While there is no state mandate preventing housing inmates who are positive with COVID-19 at the jail, there are changes to court procedures preventing low-level offenders from being held at county detention facilities for an extended period, said Roberts in a recent interview.

“Individuals charged with more serious crimes are held,” he said. “If an inmate is diagnosed with Covid-19, isolation, and medical protocols are implemented to reduce further exposure.”

However, Colleton County has had no confirmed cases of the virus among its inmates, said Roberts.

The jail follows all protocols from the Center for Disease Control, the S.C. Department of Corrections, and the S.C. Department of Health and Environmental Control.

Some of these guidelines include changing how bond hearings are held to prevent gatherings of people during the pandemic. According to Roberts, the jail implemented video technology that allows for court hearings to continue virtually. This is one way that exposure to the virus is limited.

“This ensures court cases do not become stagnant and create an increase in the inmate population,” he said. “Once the court has sentenced individuals, they are processed and transferred to SCDOC (S.C. Department of Corrections). This helps reduce exposures to the virus,” he said.

Another way that Roberts is working to prevent exposure to COVID-19 is by screening detention officers daily.

“The first step is ensuring officers are screened daily for symptoms of the virus. Any officer exhibiting symptoms of the virus is tested and not allowed in the facility until a negative Covid-19 test is received,” he said. “Officers have increased awareness of their surroundings and strive to avoid placing themselves in vulnerable positions that may allow them to contract the virus.”

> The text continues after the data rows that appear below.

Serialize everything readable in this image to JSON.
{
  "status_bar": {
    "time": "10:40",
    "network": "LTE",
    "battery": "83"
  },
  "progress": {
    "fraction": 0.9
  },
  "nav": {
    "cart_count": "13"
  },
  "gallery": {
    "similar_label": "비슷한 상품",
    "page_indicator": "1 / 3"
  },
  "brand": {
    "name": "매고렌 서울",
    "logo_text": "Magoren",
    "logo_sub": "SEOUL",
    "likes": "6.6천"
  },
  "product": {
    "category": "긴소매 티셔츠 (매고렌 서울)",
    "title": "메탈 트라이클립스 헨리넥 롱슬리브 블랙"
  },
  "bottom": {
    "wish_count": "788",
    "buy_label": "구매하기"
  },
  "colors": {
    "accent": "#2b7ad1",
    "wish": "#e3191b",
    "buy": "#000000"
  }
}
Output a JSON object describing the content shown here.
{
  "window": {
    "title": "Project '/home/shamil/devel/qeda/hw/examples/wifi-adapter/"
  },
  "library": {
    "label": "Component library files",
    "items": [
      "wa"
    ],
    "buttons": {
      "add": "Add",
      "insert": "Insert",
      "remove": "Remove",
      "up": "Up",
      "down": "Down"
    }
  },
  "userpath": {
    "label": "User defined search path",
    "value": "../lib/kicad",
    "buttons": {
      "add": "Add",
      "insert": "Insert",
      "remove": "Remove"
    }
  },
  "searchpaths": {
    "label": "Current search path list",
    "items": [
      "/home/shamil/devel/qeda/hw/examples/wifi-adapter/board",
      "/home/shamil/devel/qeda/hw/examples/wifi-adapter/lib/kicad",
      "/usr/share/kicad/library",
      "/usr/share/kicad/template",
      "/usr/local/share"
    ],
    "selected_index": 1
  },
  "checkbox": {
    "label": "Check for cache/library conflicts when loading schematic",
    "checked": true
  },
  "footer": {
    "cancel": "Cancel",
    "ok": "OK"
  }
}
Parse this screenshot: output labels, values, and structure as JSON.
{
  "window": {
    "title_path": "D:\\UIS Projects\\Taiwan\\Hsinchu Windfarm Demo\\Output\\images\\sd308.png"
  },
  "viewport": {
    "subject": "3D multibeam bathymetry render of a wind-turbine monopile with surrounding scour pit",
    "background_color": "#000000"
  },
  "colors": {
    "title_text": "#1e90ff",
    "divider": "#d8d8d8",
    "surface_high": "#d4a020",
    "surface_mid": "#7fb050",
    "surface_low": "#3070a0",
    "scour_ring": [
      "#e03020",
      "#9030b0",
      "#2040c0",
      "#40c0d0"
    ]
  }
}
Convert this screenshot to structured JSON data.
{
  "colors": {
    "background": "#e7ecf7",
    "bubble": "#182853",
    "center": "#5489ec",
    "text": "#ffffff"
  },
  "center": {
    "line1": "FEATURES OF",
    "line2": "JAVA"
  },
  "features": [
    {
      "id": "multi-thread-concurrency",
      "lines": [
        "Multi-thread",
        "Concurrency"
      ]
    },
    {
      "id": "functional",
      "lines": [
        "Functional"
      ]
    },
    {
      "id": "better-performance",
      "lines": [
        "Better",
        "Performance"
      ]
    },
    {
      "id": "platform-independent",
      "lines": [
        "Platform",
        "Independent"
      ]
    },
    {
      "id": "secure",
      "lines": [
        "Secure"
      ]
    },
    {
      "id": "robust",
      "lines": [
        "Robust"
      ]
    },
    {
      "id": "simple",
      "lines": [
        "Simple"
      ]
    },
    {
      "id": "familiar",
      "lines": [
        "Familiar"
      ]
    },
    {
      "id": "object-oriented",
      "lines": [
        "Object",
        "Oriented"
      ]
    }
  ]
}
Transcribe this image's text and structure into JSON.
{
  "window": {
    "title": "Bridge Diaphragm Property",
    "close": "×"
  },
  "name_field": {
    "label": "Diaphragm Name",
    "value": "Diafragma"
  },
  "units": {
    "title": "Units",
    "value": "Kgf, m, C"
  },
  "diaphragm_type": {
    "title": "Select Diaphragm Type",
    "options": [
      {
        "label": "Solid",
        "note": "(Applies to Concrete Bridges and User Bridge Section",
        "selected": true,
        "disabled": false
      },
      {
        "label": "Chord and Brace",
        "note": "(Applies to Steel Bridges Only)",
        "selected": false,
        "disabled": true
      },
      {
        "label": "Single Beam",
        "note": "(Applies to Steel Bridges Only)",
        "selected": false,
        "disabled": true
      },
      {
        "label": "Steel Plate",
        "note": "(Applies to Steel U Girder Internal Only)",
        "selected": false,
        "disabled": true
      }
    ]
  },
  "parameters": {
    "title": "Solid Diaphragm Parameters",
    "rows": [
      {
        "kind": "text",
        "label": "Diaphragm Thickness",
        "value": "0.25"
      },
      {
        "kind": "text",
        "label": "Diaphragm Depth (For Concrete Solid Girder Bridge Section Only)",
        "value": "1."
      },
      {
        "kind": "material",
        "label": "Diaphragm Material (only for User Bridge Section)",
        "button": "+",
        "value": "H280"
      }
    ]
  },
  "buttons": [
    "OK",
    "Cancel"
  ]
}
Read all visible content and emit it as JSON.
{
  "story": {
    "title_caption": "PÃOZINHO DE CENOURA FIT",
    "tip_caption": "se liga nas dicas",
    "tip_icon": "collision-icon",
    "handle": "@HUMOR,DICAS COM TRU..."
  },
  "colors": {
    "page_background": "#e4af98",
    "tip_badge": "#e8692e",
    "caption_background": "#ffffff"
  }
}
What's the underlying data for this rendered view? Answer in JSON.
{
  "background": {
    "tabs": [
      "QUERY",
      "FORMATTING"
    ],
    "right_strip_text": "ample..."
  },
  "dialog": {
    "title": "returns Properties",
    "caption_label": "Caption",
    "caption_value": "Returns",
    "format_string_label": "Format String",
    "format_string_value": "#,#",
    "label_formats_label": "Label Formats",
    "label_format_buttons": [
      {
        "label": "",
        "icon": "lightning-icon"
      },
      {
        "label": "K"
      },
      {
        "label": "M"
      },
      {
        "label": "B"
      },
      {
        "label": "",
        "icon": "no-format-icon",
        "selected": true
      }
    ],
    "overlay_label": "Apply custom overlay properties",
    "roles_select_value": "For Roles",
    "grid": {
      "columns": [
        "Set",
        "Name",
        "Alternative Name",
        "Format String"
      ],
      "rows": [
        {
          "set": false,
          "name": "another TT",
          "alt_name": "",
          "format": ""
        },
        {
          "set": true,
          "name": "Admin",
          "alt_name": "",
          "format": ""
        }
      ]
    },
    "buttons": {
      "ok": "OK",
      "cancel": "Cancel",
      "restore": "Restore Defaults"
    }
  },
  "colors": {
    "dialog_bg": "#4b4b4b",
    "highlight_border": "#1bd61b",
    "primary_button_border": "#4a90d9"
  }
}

Roberts said officers are also cleaning the county jail “numerous times each day.”

Officers and inmates are also required to wear masks, especially during recreation time.

Additionally, all visitation inside the jail has stopped. This is in accordance with an order issued by S.C. Governor Henry McMaster. “Per the Governor’s order, all inmate visitation inside the facility is suspended until further notice,” said Roberts. “However, the Colleton County Detention Center implemented remote video installation, allowing inmates to visit with their families,” he said. “Inmates continue to have access to phones, mail, and a messaging system, allowing them to contact their family and friends.

Lastly, Roberts has created a new temporary booking area at the local jail. This is a designated area where inmates are held until their bond hearing.

“This allows the inmate to have their bond hearing remotely, without contacting other inmates,” he said. “During this time, inmates are screened for virus symptoms.”

According to Roberts, jail protocols right now require that if a person is arrested and then given a PR Bond (Personal Recognizance Bond), then they are released. If the person cannot post bond, they are then placed in a quarantined area for “some time,” he said. “If an inmate does not exhibit any symptoms during this period, detention officers move that inmate to another area of the facility,” he said.

Roberts said none of these new protocols at the detention center have compromised anyone’s safety or the security of officers or the community.

“Each officer plays an integral role in reducing the chances of the facility being exposed to the virus,” he said. “Despite the increased job duties, officers continue to show outstanding professionalism and dedication for their job.” As the pandemic continues, and the number of positive COVID-19 cases are spiking in South Carolina, Roberts said local law enforcement leaders have not been given updates from the state about when these new standards can be adjusted, and routine procedures can resume.

Currently, the inmate population at the Colleton County Detention Center is 64 inmates.